February 6, 2013 (CHICAGO)

Not everyone agrees that it would help. Some business owners and experts said it will actually worsen the unemployment problem and could lead to higher prices for customers.

At Pazzo's Italian Restaurant, which prides itself on its pasta dishes, the prospect of a minimum wage hike is giving owner Rocky Aiyash heartburn.

"Most guys are going to be put out of business because of it," Aiyash said.

According to Aiyash, a higher minimum wage would mean higher-earning staff would have to be paid more too. And it comes as the restaurant industry is finally rebounding from the recession.

"Business owners are going to be more concerned, start pulling in the reins a little bit, trying to tighten up their ships to absorb some of the expense of it. Ultimately the consumer is going to pay," he said.

Illinois' current minimum wage is $8.25 an hour, one dollar more than the amount mandated by the federal government. Supporters of the increase said that the state's high cost of living make the hike necessary.

The state's minimum wage was last raised in 2010.

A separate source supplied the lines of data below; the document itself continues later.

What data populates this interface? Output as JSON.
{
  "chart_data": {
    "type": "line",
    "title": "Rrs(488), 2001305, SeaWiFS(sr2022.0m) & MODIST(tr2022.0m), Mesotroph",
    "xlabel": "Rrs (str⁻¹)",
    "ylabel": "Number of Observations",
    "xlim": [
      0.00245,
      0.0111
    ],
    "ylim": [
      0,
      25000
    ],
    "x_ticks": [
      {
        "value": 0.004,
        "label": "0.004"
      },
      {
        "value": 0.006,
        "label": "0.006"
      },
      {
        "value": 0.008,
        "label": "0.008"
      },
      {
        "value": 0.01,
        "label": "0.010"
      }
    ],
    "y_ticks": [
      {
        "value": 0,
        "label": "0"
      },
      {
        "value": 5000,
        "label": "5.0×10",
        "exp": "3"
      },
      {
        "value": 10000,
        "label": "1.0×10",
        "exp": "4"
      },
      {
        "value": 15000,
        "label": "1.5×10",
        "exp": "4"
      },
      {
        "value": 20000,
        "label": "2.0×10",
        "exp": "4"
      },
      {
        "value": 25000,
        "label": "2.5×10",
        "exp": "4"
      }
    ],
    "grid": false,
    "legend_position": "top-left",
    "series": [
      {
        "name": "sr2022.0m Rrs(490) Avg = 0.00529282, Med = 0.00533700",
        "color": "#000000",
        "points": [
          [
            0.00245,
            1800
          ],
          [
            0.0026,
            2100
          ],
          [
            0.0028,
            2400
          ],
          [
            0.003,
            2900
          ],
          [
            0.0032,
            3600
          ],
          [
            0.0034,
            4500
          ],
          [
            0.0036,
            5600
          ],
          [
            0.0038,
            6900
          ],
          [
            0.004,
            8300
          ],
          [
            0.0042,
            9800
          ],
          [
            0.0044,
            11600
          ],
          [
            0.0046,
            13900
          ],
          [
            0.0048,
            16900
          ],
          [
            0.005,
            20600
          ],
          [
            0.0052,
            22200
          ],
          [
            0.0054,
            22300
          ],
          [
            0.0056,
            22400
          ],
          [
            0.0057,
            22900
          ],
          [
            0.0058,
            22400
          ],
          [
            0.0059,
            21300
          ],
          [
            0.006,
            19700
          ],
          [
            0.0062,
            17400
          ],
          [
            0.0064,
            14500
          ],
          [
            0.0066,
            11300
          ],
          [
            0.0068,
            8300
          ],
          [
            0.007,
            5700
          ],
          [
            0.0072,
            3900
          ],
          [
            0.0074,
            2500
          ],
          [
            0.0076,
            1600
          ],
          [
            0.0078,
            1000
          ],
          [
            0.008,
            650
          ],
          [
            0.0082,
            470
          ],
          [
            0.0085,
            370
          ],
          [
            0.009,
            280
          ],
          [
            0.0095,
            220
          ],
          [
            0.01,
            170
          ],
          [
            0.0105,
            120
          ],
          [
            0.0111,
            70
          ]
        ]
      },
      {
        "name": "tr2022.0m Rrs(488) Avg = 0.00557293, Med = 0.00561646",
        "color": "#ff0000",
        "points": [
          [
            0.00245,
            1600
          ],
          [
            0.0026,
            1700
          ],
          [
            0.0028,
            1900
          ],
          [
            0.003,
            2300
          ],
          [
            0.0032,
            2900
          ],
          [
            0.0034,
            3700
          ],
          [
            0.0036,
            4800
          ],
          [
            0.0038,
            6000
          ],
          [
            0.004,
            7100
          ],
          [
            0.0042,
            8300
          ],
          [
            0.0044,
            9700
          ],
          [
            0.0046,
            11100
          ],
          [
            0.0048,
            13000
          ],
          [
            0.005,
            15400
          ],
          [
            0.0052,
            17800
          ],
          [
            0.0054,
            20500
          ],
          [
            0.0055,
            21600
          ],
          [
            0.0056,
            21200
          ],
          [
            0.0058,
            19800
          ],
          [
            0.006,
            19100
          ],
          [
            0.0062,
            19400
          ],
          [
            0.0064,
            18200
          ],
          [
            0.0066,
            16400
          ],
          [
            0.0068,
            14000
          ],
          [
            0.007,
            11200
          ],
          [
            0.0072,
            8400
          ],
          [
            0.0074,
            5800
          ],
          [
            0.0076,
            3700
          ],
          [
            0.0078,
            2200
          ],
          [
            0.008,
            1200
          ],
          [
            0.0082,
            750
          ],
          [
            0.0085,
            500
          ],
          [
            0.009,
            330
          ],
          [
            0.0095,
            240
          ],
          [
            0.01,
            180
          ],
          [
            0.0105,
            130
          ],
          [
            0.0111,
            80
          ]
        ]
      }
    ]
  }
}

Governor Pat Quinn said in his State of the State Address Wednesday that it should be raised to $10 an hour over four years.

"Nobody in Illinois should work 40 hours a week and live in poverty. That's a principle as old as the Bible," Quinn said.

Single mother Noemi Hernandez works in a restaurant while going to college.

She said a few extra dollars a week would help her raise her daughter.

"It would be able to just afford a little bit more, a toy probably or movies," Hernandez said. "Sometimes it's kind of hard to go to a store and have her ask me for something and for me not to be able to give it to her."

However St. Xavier University Dean Faisal Rahman said businesses aren't bluffing when they say higher wages could force layoffs.

"You can make a moral and ethical reasoning why we need to raise the minimum wage, but with the high unemployment among young people, the high unemployment among unskilled workers, certainly does not help the employment situation at all," Rahman said.